Coloradans will decide a ballot initiative in November that would prohibit abortions after 22 weeks gestational age


Initiative #120, sponsored by Due Date Too Late, was designed to prohibit abortions after a fetus reaches 22 weeks gestational age as calculated from the first day of the woman’s last menstrual period (LMP). To qualify for the ballot, 124,632 valid signatures were required. Sponsors submitted 114,647 valid signatures on the March 4 deadline and were allowed to collect additional signatures during a 15-day cure period. The Colorado Secretary of State’s office announced that the measure qualified for the ballot on June 8, 2020, after finding that proponents submitted an additional 38,557 valid signatures, bringing the total number of valid signatures submitted to 153,204.

Under the initiative, performing a prohibited abortion would be a misdemeanor punishable by a fine except for in cases where an abortion is required immediately to save the life of the pregnant woman. Medical professionals who are found to have performed a prohibited abortion would have their medical licenses suspended by the Colorado Medical Board for at least three years. A woman who has a prohibited abortion could not be charged with a crime under the initiative.

Seven states—Alaska, Colorado, New Hampshire, New Jersey, New Mexico, Oregon, and Vermont—and Washington, D.C., do not restrict abortion after a certain point in a pregnancy. The other 43 states restrict abortion at a certain point in pregnancy based on varying criteria.

In 1973, the Supreme Court of the United States issued its ruling in Roe v. Wade, finding that state laws criminalizing abortion before fetal viability violated the Due Process Clause of the Fourteenth Amendment of the United States Constitution. The high court held that states can regulate and/or prohibit abortions (except those to preserve the life or health of the mother) once a fetus reaches the point of viability.

One state bans abortion at 20 weeks from LMP, 17 states ban abortion at 22 weeks from LMP, and four states ban abortion at 24 weeks from LMP. Twenty states ban abortion at viability, which is around 24-28 weeks from LMP and varies by pregnancy. One state, Virginia, bans abortion in the third trimester, or around 25 weeks from LMP.

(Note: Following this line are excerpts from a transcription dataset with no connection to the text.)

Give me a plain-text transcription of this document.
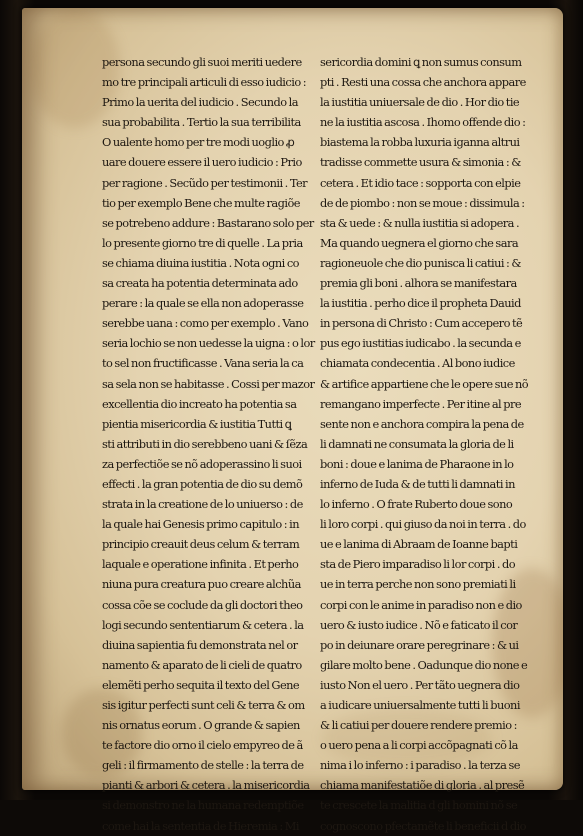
persona secundo gli suoi meriti uedere
mo tre principali articuli di esso iudicio :
Primo la uerita del iudicio . Secundo la
sua probabilita . Tertio la sua terribilita
O ualente homo per tre modi uoglio ꝓ
uare douere essere il uero iudicio : Prio
per ragione . Secũdo per testimonii . Ter
tio per exemplo Bene che multe ragiõe
se potrebeno addure : Bastarano solo per
lo presente giorno tre di quelle . La pria
se chiama diuina iustitia . Nota ogni co
sa creata ha potentia determinata ado
perare : la quale se ella non adoperasse
serebbe uana : como per exemplo . Vano
seria lochio se non uedesse la uigna : o lor
to sel non fructificasse . Vana seria la ca
sa sela non se habitasse . Cossi per mazor
excellentia dio increato ha potentia sa
pientia misericordia & iustitia Tutti ꝗ
sti attributi in dio serebbeno uani & ſẽza
za perfectiõe se nõ adoperassino li suoi
effecti . la gran potentia de dio su demõ
strata in la creatione de lo uniuerso : de
la quale hai Genesis primo capitulo : in
principio creauit deus celum & terram
laquale e operatione infinita . Et perho
niuna pura creatura puo creare alchũa
cossa cõe se coclude da gli doctori theo
logi secundo sententiarum & cetera . la
diuina sapientia fu demonstrata nel or
namento & aparato de li cieli de quatro
elemẽti perho sequita il texto del Gene
sis igitur perfecti sunt celi & terra & om
nis ornatus eorum . O grande & sapien
te factore dio orno il cielo empyreo de ã
geli : il firmamento de stelle : la terra de
pianti & arbori & cetera . la misericordia
si demonstro ne la humana redemptiõe
come hai la sententia de Hieremia : Mi
sericordia domini ꝗ non sumus consum
pti . Resti una cossa che anchora appare
la iustitia uniuersale de dio . Hor dio tie
ne la iustitia ascosa . Ihomo offende dio :
biastema la robba luxuria iganna altrui
tradisse commette usura & simonia : &
cetera . Et idio tace : sopporta con elpie
de de piombo : non se moue : dissimula :
sta & uede : & nulla iustitia si adopera .
Ma quando uegnera el giorno che sara
ragioneuole che dio punisca li catiui : &
premia gli boni . alhora se manifestara
la iustitia . perho dice il propheta Dauid
in persona di Christo : Cum accepero tẽ
pus ego iustitias iudicabo . la secunda e
chiamata condecentia . Al bono iudice
& artifice appartiene che le opere sue nõ
remangano imperfecte . Per itine al pre
sente non e anchora compira la pena de
li damnati ne consumata la gloria de li
boni : doue e lanima de Pharaone in lo
inferno de Iuda & de tutti li damnati in
lo inferno . O frate Ruberto doue sono
li loro corpi . qui giuso da noi in terra . do
ue e lanima di Abraam de Ioanne bapti
sta de Piero imparadiso li lor corpi . do
ue in terra perche non sono premiati li
corpi con le anime in paradiso non e dio
uero & iusto iudice . Nõ e faticato il cor
po in deiunare orare peregrinare : & ui
gilare molto bene . Oadunque dio none e
iusto Non el uero . Per tãto uegnera dio
a iudicare uniuersalmente tutti li buoni
& li catiui per douere rendere premio :
o uero pena a li corpi accõpagnati cõ la
nima i lo inferno : i paradiso . la terza se
chiama manifestatiõe di gloria . al presẽ
te crescete la malitia d gli homini nõ se
cognoscono pfectamẽte li beneficii d dio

Measure sponsor Erin Behrens said, “We are going to put a very reasonable limit of 22 weeks, which is about five months into pregnancy. And we think that this reasonable limit will pass overwhelmingly in Colorado, and we will finally be brought into the 21st century. We will finally be among all the other states that have reasonable limits, and we will finally not be the late-term abortion capitol of the United States.”

Jack Teter, Colorado’s political director for Planned Parenthood of the Rocky Mountains, said, “This measure has no exceptions for rape and incest, it has no exceptions for maternal health, and that is cruel and unconscionable and that’s an abortion ban voters aren’t going to support.”

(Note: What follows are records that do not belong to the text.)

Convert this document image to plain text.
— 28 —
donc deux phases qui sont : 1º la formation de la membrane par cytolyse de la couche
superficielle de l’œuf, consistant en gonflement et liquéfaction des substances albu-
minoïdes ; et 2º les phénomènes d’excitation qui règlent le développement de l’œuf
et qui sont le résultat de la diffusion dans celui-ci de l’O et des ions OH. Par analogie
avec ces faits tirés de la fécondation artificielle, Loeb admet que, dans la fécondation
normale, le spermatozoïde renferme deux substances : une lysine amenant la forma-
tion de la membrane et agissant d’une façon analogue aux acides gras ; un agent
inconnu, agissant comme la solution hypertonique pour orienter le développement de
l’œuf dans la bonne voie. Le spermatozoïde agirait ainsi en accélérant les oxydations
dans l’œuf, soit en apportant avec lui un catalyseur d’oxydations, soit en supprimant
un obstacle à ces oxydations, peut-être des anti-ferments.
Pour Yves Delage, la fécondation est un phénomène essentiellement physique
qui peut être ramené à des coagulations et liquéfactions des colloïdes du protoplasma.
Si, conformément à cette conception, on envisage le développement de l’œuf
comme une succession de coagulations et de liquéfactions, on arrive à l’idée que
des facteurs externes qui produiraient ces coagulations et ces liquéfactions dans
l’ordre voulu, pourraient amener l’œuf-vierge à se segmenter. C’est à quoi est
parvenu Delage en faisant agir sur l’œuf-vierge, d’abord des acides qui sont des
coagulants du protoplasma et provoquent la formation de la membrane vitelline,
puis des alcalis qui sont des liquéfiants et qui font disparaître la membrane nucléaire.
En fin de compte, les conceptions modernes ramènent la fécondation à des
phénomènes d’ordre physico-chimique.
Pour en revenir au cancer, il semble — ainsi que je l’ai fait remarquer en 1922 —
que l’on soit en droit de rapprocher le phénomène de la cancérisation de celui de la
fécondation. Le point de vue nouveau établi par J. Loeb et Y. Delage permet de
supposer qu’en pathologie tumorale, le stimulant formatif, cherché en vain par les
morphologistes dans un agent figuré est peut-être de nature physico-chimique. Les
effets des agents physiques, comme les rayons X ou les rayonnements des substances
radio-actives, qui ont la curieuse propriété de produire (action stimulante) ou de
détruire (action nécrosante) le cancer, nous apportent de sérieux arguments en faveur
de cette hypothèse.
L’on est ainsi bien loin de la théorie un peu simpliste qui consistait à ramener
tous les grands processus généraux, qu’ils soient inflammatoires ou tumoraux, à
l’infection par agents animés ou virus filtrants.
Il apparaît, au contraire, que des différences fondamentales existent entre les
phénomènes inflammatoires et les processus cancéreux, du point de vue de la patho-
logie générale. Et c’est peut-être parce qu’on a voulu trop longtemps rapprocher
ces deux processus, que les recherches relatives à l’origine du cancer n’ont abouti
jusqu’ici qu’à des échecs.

Bob Enyart, a spokesman for Colorado Right to Life, told Rewire.News, “Our misguided pro-life allies have presided over decades of regulating child-killing. You don’t regulate crime; you deter crime. … Their immoral initiative seeks to protect children ‘who can survive outside the womb.’ But what about the rest of them?”

Coalition for Women and Children, which operates Due Date Too Late and supports the initiative, reported $63,849 in contributions and $44,400 in cash expenditures according to the most recent campaign finance reports, which covered through May 27. The largest donors to the initiative’s support committee were Donald Hood and Kevin Heringer, who gave $10,000 each.

Abortion Access for All, which is registered to oppose the initiative, reported contributions of $105,000 and expenditures of $2,600. The American Civil Liberties Union of Colorado was the largest donor, providing $30,000.

Voters in Colorado defeated citizen-initiated constitutional amendments in 2008, 2010, and 2014 that attempted to define person to include unborn human beings from the moment of fertilization.

Four other measures are on the ballot in Colorado:

  • A veto referendum determining whether to join Colorado into the National Popular Vote Interstate Compact (NPVIC) and awarding Colorado’s electoral votes to the winner of the national popular vote if the NPVIC goes into effect;
  • An initiative to amend the Colorado Constitution to state that only a citizen of the U.S. can vote in federal, state, and local elections, instead of the existing language that says every citizen of the U.S. can vote;
  • An initiative to reintroduce gray wolves on public lands; and
  • A bond issue to authorize the state to issue transportation revenue anticipation notes (TRANs)—a specific type of bond debt—in the amount of $1.837 billion with no increase to taxes.

Fifteen initiatives have been cleared for signature gathering in Colorado with 124,632 valid signatures due by August 3, 2020, to secure a place on the ballot on November 3, 2020.